I'm really not trying to be difficult, but if a claim is made which doesn't at all gel with my own experience or opinion then I don't think the onus is on me to disprove the claim. And I would have thought that it really was that common then there would be better evidence available than a handful of Wikipedia articles about notable cases and a page of journal results, which may or may not actually be relevant, from 25 to 40 years ago.

I guess my goalposts would be - some sort of broad study showing that a statistically significant proportion of people believe that women* who get raped are to blame for their attack.

(I would also suggest that highlighting certain factors that could well contribute to a heightened risk of being raped, and perhaps advising against them, isn't actually the same as saying "she deserved it, let him off your honour", but I have a feeling that would fall on deaf ears.)

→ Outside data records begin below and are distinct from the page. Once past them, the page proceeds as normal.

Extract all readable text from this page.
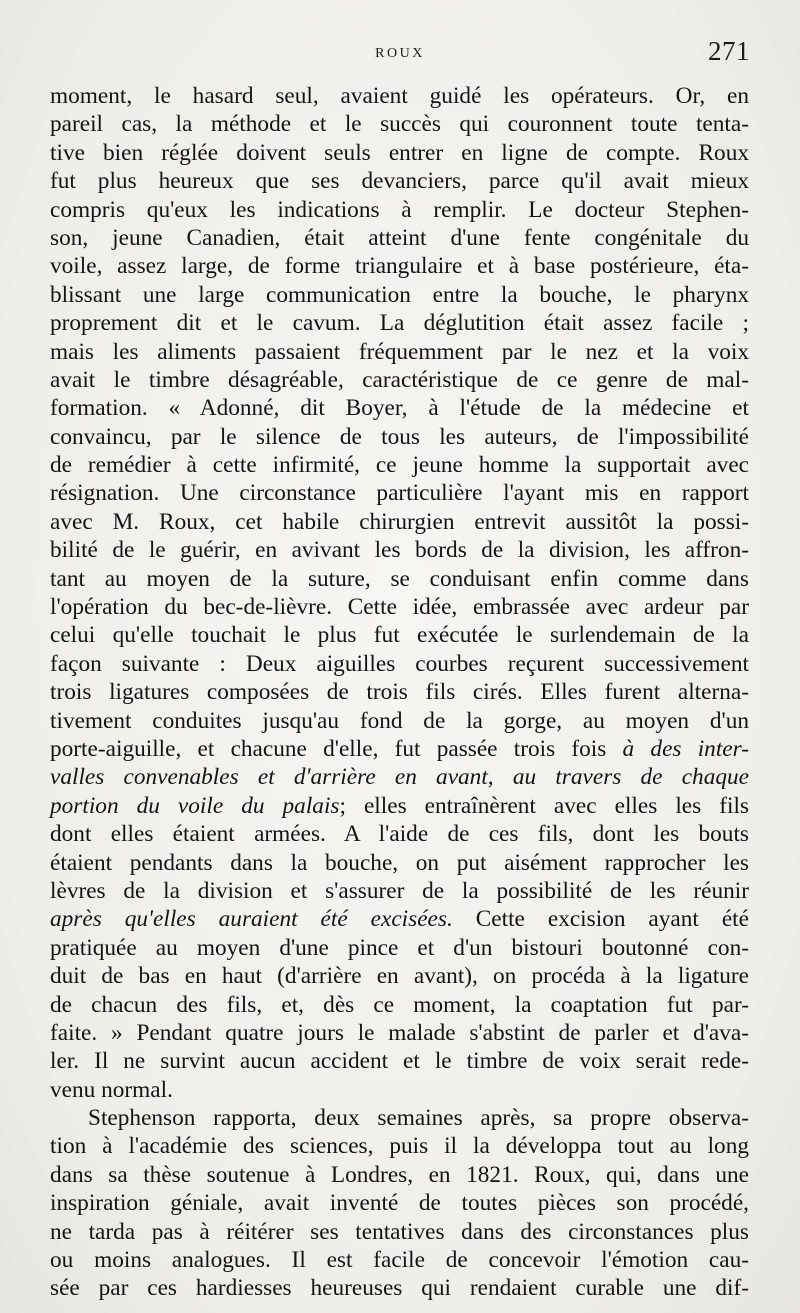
ROUX	271
moment, le hasard seul, avaient guidé les opérateurs. Or, en
pareil cas, la méthode et le succès qui couronnent toute tenta-
tive bien réglée doivent seuls entrer en ligne de compte. Roux
fut plus heureux que ses devanciers, parce qu'il avait mieux
compris qu'eux les indications à remplir. Le docteur Stephen-
son, jeune Canadien, était atteint d'une fente congénitale du
voile, assez large, de forme triangulaire et à base postérieure, éta-
blissant une large communication entre la bouche, le pharynx
proprement dit et le cavum. La déglutition était assez facile ;
mais les aliments passaient fréquemment par le nez et la voix
avait le timbre désagréable, caractéristique de ce genre de mal-
formation. « Adonné, dit Boyer, à l'étude de la médecine et
convaincu, par le silence de tous les auteurs, de l'impossibilité
de remédier à cette infirmité, ce jeune homme la supportait avec
résignation. Une circonstance particulière l'ayant mis en rapport
avec M. Roux, cet habile chirurgien entrevit aussitôt la possi-
bilité de le guérir, en avivant les bords de la division, les affron-
tant au moyen de la suture, se conduisant enfin comme dans
l'opération du bec-de-lièvre. Cette idée, embrassée avec ardeur par
celui qu'elle touchait le plus fut exécutée le surlendemain de la
façon suivante : Deux aiguilles courbes reçurent successivement
trois ligatures composées de trois fils cirés. Elles furent alterna-
tivement conduites jusqu'au fond de la gorge, au moyen d'un
porte-aiguille, et chacune d'elle, fut passée trois fois à des inter-
valles convenables et d'arrière en avant, au travers de chaque
portion du voile du palais; elles entraînèrent avec elles les fils
dont elles étaient armées. A l'aide de ces fils, dont les bouts
étaient pendants dans la bouche, on put aisément rapprocher les
lèvres de la division et s'assurer de la possibilité de les réunir
après qu'elles auraient été excisées. Cette excision ayant été
pratiquée au moyen d'une pince et d'un bistouri boutonné con-
duit de bas en haut (d'arrière en avant), on procéda à la ligature
de chacun des fils, et, dès ce moment, la coaptation fut par-
faite. » Pendant quatre jours le malade s'abstint de parler et d'ava-
ler. Il ne survint aucun accident et le timbre de voix serait rede-
venu normal.
Stephenson rapporta, deux semaines après, sa propre observa-
tion à l'académie des sciences, puis il la développa tout au long
dans sa thèse soutenue à Londres, en 1821. Roux, qui, dans une
inspiration géniale, avait inventé de toutes pièces son procédé,
ne tarda pas à réitérer ses tentatives dans des circonstances plus
ou moins analogues. Il est facile de concevoir l'émotion cau-
sée par ces hardiesses heureuses qui rendaient curable une dif-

* I would say "people", but we all know what we're actually talking about here.
:rolleyes:

Court cases and the accompanying news reports are not "anecdotes." I could have linked other sites, but chose the Wiki articles because they sum up the events that happened and if you want to know more, there are links you can follow.

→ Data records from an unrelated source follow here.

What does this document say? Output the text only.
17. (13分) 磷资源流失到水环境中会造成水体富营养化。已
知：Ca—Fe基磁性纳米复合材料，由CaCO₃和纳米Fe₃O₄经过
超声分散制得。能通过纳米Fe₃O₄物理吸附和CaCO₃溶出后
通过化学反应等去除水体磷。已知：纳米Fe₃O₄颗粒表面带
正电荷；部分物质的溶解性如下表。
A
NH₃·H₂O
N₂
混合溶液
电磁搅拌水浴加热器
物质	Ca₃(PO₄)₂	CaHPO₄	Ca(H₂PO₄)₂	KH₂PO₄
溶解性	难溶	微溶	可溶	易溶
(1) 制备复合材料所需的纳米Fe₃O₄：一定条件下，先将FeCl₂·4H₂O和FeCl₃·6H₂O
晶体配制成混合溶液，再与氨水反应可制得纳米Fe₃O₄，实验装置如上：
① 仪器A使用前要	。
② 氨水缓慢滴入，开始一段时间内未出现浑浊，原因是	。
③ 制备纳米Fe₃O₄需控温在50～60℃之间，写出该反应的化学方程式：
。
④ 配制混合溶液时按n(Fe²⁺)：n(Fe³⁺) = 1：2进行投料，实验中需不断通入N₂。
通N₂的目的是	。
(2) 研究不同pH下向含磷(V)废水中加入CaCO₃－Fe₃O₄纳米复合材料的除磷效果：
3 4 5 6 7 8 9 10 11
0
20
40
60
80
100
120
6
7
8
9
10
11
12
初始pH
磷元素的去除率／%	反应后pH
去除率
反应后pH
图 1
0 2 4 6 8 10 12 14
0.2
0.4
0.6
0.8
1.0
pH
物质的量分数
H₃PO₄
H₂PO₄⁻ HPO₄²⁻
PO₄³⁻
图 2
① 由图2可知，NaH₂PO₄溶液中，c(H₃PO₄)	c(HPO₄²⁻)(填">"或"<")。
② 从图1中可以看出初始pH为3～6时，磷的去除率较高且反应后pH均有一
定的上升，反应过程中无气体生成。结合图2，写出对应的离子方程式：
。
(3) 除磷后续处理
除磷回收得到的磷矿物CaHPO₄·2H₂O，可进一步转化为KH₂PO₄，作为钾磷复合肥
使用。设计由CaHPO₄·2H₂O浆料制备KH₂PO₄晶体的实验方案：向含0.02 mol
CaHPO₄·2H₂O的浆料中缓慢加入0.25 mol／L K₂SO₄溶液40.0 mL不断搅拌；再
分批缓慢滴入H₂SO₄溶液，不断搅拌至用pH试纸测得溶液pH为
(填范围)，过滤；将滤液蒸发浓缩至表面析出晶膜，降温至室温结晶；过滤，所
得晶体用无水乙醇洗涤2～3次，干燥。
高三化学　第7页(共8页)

BTW: You might prefer charts and numbers and graphs. I don't. I prefer to communicate with words. So if you want charts and graphs from me, you're going to be disappointed.

Holy crap I gotta goto that event! :D I love sluts.
I'm guessing this is meant as a joke, but honestly... :nono:
 
Thing Is Valka you may communicate with words but we don't we communicate with numbers facts statistics, and when you make a claim and want US to be convinced you need to well ....convince.
 
Translation of Aelf's argument throughout the thread:

Anyone who doesn't agree with my (his) political views 100% is a raging, immature sexist, sexually frustrated (whatever that even means), etc.

No, it doesn't even matter if they repeatedly deny they're an MRA an continue to say like a broken record that women have it worse than men and that there are more women's issues than men's issues. Even if they say they're *closer* to being feminist but just not 100% there because of some particular issues within the movement, it is irrelevant. By not agreeing with Aelf 100% on every little detail you are a sexist, you are immature, and you can't get laid.

Feel free to quote me from this thread. I never said anything about MRAs being sexually frustrated. I was talking about rape apologists, which some MRAs are but certainly not all of them.

I didn't say you were an MRA either. I have pretty dim view of the MRA crowd, but if some people here are to be believed, the movement is as legitimate as feminism. If that is the case, then maybe it needs better spokes people and would be better off not being associated with someone like you, who can't debate your way out of a paper bag.

Finally, I've never made agreeing with me a requirement for not being sexist, immature or sexually frustrated. Again, I was referring to rape apologists, and since you deny being one, why do you continue to go down this path? You seem to have a perverse need to prompt people to accuse and re-accuse you of all sorts of things, perhaps in order to vindicate yourself and the little crusade you have going here. It seems like a symptom of a deep sense of insecurity and self-loathing.